Irwin asserts that the Court’s holding in Whetzel can be distinguished from this case because Whetzel did not deal with the constitutionality of Indiana Code Section 6-1.1-37-10. Irwin points out that in Whetzel, the taxpayer only challenged whether the penalty imposed was illegal. See Whetzel, 761 N.E.2d at 906. In the present case, Irwin challenges both the propriety of the County Treasurer’s imposition of the penalty and the constitutionality of the statute before the Indiana Board. However, the Court notes that with the exception of the constitutionality issue, Irwin’s case is four square with Whetzel. Therefore, Whetzel controls, and the Indiana Board properly decided that it was without authority to review the propriety of the County Treasurer’s late penalty.

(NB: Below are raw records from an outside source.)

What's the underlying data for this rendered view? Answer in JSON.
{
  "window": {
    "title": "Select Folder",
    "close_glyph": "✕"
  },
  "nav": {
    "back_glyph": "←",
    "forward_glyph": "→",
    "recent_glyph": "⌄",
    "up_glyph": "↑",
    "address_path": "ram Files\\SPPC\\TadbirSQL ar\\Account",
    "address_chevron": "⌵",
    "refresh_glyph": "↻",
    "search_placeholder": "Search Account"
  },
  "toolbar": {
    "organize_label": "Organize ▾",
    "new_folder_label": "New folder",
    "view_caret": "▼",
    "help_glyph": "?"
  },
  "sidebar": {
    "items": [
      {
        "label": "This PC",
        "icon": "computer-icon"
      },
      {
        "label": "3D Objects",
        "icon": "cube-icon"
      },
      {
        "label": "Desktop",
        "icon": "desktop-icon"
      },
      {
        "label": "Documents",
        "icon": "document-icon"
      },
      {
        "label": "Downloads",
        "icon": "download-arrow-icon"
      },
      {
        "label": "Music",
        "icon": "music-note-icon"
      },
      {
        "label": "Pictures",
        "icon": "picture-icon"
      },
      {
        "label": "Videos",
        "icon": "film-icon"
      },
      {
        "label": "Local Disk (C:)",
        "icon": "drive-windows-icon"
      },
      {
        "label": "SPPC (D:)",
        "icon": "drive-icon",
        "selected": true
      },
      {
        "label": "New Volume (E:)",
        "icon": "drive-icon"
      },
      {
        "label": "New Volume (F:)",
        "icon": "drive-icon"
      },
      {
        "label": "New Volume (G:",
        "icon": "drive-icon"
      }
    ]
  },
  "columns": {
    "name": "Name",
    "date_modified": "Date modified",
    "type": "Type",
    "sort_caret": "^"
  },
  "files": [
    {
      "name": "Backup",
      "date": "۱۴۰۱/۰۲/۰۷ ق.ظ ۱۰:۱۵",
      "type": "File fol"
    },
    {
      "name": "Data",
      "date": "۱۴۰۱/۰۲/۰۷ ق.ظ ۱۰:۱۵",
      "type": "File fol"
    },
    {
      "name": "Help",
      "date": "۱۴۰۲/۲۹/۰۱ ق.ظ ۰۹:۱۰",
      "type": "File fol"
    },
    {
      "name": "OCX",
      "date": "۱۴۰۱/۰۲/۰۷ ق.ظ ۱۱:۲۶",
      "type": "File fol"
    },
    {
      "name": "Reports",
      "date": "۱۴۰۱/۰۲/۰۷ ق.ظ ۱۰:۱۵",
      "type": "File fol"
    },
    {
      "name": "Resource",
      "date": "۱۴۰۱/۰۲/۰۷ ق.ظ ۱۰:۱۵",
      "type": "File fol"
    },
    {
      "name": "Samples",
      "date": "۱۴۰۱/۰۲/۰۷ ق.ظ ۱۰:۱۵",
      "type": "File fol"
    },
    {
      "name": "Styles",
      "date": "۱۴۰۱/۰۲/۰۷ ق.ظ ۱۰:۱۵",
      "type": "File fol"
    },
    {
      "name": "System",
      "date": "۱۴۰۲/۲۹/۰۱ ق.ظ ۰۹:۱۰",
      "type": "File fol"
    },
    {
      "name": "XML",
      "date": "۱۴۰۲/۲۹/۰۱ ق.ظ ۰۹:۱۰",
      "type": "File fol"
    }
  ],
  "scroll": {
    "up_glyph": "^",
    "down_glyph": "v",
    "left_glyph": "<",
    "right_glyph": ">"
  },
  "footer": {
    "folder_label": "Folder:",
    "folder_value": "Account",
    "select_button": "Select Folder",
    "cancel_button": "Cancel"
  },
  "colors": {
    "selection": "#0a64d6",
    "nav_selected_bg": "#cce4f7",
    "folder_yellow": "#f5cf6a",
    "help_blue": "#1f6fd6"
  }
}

Irwin attempts to save its case from dismissal, arguing that its case is properly before this Court because Indiana Code Section 6-1.1-37-10 is unconstitutional4 and only this Court can decide the constitutionality of a tax statute. Irwin contends that State v. Sproles supports its proposition because there the Indiana Supreme Court held that challenges to the tax law lie within the exclusive jurisdiction of the Tax Court. State v. Sproles, 672 N.E.2d 1353, 1356 (Ind.1996). Irwin’s reliance on Sproles in this case is misplaced. Whether the Indiana Board or any other administrative agency has the authority to review the constitutionality of a statute should not be reached until the agency has [724]*724determined whether it has jurisdiction over an appeal brought under the statute alleged to be unconstitutional.5 Here, the Indiana Board did not have any authority to decide anything regarding the appropriateness of a penalty for late payment of taxes and consequently neither does this Court. Therefore, Irwin’s constitutional claim is not properly before this Court. Accordingly, the Court GRANTS the Indiana Board’s and Local Officials’ motions to dismiss.
CONCLUSION
Irwin’s remedy in Court, if any, lies with the Marion County courts of general jurisdiction and not the Tax Court.6 For the foregoing reasons, Court GRANTS the Indiana Board’s and Local Official’s motions to dismiss because the Indiana Board did not have the authority to decide whether the County Treasurer properly assessed Irwin with a penalty for late payment of the property tax installment and because Irwin’s constitutional challenge is not properly before this Court.